Mat Oxley
We are fans of the Isle of Man TT and love the event because it’s the essence of our sport: man and machine against the road.
Martin Brundle perfectly summed up the world’s oldest motorcycle race when he visited for the first time last June. “The combination of skill and bravery required – no other sport needs them both to such a degree,” he said.
For the past 106 years there has only been one TT . Now there are two. August’s inaugural Classic TT was a huge success, with many of the fastest men around the infamous 37.73 miles Mountain course making an extra trip across the Irish Sea to race hallowed old motorcycles over the same circuit. I wouldn’t be too surprised if one day the Classic actually becomes bigger than the real thing. As mind-bogglingly wonderful as it is, the real TT does have a problem: the bikes are monotonously similar.
With few exceptions, Japanese inline fours fill the big classes, so all the bikes look and sound the same.
The Classic TT is completely different: an all-out assault on the visual, aural and nasal senses, a deafening four- and two-stroke cacophony wrapped up in an event that feels as genteel as a village fete. Amid the tents and marquees, the beards and flat hats, the sweet smell of Castrol R and the chill of nervous tension, there’s the whole rainbow of machinery, from the most venerable motorcycle manufactured on these shores, the Norton Manx, to the most terrifying race bike to emerge from Japan, Yamaha’s four-cylinder TZ750 two-stroke. And people race them. To me, riding a Manx round the Island sounds like a nice idea, but just thinking about riding a TZ750 through those blind, tunnelled twists and over those bruisingly bumpy roads makes me feel queasy.
The Manx, however, was no match for its main rival in the 500cc race, the Italian Paton from the 1960s. Like many classic race bikes, including most of the Nortons, the Paton is a replica, created by a burgeoning cottage industry. Twenty-time TT winner John McGuinness rode one, but was unable to challenge 500 winner Olie Linsdell before dropping out with ignition problems.
McGuinness nevertheless enjoyed himself, revelling in the fact that he was riding a bike that didn’t try to pull his arms from his sockets every time he opened the throttle; the Paton twin has little more than one third of the horsepower of McGuinness’s TT superbike.
“It rattles along once it’s in top gear,” said McPint. “But compared to a superbike it just knocks the edge off. When you’re accelerating, the bike’s not wheelying and twisting and pulling and spinning and things.”

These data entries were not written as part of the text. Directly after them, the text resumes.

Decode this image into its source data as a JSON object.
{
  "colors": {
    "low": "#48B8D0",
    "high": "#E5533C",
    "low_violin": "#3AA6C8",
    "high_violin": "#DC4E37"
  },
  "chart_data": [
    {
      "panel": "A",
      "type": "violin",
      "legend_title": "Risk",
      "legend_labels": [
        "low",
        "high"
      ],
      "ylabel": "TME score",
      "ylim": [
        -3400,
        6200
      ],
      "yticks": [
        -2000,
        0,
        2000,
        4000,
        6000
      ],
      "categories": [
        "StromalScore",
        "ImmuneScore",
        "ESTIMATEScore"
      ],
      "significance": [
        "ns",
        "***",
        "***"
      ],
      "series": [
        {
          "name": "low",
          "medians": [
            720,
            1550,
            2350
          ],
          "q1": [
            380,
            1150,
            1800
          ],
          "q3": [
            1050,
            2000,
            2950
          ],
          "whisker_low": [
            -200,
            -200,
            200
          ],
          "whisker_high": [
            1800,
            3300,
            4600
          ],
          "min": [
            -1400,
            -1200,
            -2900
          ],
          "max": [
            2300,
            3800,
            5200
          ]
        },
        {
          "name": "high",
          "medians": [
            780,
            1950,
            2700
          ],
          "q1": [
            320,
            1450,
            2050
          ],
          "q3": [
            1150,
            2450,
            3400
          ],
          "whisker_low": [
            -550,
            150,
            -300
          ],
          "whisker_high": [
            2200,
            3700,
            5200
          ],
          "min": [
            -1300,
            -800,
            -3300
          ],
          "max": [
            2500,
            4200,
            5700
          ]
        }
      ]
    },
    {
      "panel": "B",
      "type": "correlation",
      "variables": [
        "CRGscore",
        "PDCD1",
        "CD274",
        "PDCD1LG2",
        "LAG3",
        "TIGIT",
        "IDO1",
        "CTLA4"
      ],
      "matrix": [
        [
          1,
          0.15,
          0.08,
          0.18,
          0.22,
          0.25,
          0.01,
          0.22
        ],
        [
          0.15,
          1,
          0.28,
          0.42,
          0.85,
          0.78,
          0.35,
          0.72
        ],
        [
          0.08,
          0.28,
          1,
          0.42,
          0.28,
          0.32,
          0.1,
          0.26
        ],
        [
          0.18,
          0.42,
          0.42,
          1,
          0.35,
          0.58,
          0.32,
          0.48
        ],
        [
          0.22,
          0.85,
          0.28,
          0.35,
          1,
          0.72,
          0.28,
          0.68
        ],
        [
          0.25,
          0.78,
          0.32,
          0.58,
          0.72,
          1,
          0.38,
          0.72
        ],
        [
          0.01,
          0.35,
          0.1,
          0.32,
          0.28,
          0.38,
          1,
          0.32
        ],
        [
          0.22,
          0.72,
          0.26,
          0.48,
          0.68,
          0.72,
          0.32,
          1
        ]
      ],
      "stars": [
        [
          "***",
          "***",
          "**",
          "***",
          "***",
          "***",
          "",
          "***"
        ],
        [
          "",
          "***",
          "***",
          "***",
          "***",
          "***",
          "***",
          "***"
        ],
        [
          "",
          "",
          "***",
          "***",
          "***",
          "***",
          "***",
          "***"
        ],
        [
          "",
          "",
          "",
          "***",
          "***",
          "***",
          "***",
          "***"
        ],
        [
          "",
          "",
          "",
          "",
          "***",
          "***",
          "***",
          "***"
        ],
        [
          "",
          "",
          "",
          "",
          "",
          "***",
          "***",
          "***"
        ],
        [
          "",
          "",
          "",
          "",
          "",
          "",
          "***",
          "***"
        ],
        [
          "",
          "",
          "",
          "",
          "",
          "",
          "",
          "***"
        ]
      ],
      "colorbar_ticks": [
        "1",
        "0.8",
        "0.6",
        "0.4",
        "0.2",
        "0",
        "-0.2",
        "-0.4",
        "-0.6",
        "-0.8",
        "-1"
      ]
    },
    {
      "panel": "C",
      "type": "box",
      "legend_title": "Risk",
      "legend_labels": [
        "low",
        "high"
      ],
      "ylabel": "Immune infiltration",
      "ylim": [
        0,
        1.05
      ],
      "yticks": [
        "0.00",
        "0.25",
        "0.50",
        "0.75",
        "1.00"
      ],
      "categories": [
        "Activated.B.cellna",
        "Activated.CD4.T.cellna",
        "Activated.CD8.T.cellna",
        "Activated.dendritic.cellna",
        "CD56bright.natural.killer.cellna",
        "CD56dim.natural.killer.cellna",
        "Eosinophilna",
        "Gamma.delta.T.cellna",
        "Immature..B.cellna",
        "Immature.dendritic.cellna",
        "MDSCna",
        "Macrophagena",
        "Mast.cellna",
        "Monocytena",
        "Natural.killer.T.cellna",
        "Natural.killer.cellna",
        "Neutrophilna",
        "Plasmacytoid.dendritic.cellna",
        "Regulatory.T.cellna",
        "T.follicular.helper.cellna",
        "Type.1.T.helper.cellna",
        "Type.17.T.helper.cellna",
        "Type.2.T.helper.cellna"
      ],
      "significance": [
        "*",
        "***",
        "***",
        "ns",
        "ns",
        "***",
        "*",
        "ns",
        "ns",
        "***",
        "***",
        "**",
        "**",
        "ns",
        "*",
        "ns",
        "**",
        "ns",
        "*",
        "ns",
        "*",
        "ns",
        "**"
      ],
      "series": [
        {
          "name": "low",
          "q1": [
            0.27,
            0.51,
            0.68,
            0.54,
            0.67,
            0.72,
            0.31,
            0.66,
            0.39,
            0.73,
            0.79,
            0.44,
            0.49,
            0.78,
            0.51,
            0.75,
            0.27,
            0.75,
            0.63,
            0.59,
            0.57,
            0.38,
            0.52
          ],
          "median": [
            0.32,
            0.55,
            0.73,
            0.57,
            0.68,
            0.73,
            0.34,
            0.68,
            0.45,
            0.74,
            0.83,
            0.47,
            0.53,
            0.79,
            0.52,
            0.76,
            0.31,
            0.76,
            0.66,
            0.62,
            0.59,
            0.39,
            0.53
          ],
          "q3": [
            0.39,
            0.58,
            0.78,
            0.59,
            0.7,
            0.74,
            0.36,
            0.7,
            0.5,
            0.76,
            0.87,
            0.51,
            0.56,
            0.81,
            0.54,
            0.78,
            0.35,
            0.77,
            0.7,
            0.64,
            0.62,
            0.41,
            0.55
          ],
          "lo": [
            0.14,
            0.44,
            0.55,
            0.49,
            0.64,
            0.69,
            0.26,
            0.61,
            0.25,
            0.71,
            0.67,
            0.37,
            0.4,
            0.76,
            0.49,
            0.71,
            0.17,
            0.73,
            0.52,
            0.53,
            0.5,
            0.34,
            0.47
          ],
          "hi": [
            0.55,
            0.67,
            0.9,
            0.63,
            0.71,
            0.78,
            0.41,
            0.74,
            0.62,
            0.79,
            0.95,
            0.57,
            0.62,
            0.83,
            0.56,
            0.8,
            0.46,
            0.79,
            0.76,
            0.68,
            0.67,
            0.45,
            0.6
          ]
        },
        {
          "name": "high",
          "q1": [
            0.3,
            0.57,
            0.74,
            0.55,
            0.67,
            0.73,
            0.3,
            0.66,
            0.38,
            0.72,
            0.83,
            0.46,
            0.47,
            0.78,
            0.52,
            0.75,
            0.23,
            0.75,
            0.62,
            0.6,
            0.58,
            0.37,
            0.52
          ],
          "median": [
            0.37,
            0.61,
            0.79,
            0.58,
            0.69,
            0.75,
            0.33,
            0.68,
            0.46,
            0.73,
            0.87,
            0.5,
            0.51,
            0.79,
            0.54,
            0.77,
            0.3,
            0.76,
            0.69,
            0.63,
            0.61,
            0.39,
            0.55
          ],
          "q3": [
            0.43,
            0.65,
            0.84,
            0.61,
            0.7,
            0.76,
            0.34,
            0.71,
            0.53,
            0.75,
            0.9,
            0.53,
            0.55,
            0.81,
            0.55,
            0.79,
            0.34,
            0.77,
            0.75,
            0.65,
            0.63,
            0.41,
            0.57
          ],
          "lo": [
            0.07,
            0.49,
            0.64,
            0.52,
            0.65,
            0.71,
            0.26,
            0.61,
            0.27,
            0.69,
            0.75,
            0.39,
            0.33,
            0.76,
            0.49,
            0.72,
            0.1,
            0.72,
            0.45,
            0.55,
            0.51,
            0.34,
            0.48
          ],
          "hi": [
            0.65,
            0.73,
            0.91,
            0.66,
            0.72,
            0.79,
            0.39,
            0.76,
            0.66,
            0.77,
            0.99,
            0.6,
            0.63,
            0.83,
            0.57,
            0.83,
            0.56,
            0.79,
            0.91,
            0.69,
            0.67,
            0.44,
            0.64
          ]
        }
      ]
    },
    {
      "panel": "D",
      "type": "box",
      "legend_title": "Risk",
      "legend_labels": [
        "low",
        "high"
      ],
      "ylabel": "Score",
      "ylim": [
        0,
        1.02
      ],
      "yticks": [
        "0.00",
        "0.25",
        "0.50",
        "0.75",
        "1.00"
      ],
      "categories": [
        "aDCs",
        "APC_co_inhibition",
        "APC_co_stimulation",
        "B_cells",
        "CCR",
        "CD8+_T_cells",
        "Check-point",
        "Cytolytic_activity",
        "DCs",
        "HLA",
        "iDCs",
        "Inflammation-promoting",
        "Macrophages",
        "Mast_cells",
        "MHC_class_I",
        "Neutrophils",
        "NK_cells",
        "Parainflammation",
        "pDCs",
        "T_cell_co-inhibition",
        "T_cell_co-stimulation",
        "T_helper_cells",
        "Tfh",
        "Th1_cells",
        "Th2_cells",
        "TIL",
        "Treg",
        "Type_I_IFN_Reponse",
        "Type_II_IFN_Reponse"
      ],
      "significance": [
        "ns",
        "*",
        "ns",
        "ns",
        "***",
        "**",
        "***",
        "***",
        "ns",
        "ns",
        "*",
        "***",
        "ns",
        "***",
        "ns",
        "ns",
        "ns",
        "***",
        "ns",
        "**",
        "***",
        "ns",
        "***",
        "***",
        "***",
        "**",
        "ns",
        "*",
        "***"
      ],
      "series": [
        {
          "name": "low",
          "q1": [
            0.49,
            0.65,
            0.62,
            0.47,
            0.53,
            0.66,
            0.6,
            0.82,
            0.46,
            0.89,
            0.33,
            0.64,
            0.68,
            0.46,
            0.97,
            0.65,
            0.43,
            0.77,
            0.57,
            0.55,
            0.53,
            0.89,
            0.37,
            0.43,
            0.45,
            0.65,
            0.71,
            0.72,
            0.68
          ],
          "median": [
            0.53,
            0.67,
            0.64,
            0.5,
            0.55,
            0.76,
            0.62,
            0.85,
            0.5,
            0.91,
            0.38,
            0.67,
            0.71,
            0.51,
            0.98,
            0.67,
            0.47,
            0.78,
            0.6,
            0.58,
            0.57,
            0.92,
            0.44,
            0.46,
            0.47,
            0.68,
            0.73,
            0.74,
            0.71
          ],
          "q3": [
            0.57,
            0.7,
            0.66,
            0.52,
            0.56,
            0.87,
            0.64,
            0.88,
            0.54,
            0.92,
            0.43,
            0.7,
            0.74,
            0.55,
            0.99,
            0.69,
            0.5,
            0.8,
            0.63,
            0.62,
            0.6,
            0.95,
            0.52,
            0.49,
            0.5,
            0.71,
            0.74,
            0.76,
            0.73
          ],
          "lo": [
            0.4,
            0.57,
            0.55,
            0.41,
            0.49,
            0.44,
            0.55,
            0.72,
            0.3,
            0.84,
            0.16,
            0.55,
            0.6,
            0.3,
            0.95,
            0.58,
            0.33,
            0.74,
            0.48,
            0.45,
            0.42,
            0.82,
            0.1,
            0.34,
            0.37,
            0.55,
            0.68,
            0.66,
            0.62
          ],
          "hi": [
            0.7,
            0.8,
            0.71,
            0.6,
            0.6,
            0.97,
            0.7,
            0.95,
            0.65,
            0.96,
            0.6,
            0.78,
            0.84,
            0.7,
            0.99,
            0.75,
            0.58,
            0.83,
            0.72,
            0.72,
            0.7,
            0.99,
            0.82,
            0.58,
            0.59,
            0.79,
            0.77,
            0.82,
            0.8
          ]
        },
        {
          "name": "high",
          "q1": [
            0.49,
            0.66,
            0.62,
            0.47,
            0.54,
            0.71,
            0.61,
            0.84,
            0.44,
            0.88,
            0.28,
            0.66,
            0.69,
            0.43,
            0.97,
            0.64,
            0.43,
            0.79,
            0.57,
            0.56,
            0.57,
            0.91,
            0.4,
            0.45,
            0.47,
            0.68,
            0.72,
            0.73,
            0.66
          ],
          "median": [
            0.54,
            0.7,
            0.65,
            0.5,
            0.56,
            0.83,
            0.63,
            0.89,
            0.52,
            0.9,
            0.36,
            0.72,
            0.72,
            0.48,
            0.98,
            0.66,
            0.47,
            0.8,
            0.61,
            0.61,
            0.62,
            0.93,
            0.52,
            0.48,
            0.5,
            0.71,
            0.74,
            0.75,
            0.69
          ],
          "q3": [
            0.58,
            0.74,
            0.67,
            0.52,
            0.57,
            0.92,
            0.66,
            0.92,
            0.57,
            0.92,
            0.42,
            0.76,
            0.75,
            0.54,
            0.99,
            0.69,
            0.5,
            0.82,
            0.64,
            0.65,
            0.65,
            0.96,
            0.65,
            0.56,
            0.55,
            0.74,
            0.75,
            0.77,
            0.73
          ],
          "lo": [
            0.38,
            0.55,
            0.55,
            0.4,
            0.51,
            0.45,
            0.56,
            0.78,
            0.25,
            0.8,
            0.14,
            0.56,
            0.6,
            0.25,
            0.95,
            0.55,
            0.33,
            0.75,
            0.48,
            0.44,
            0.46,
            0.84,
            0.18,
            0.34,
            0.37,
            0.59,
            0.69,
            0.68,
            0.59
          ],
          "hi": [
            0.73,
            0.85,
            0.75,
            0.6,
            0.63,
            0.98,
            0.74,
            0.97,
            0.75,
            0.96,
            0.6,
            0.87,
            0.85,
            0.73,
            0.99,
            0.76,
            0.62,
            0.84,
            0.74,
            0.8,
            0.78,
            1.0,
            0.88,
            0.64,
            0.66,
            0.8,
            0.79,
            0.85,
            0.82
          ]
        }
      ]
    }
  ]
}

Aussie Cameron Donald was another TT winner having a ball, spending most of each lap with the throttle wound to the stop as he achieved the first ton-up lap with an AJS 7R.
“Riding around this place you’re used to going down a gear or two for the corners,” he said. “On these things you just push your chin harder into the tank and keep the throttle on.” DKW (a defunct marque that was part of Auto Union) brought a replica of its 250 that won the 1938 Lightweight TT . Ralf Waldmann – one of GP racing’s most successful riders never to have won a world title – made his first visit to the island to ride the bike in a parade lap and was in awe of the circuit.
“I can’t find the words …” he said, before coming out with the best TT line I’ve heard. “Winning here must be like being a German soldier getting out of Stalingrad in 1943.”
Next year’s Classic TT races are scheduled for August 23 and 25, with practice taking place the previous week.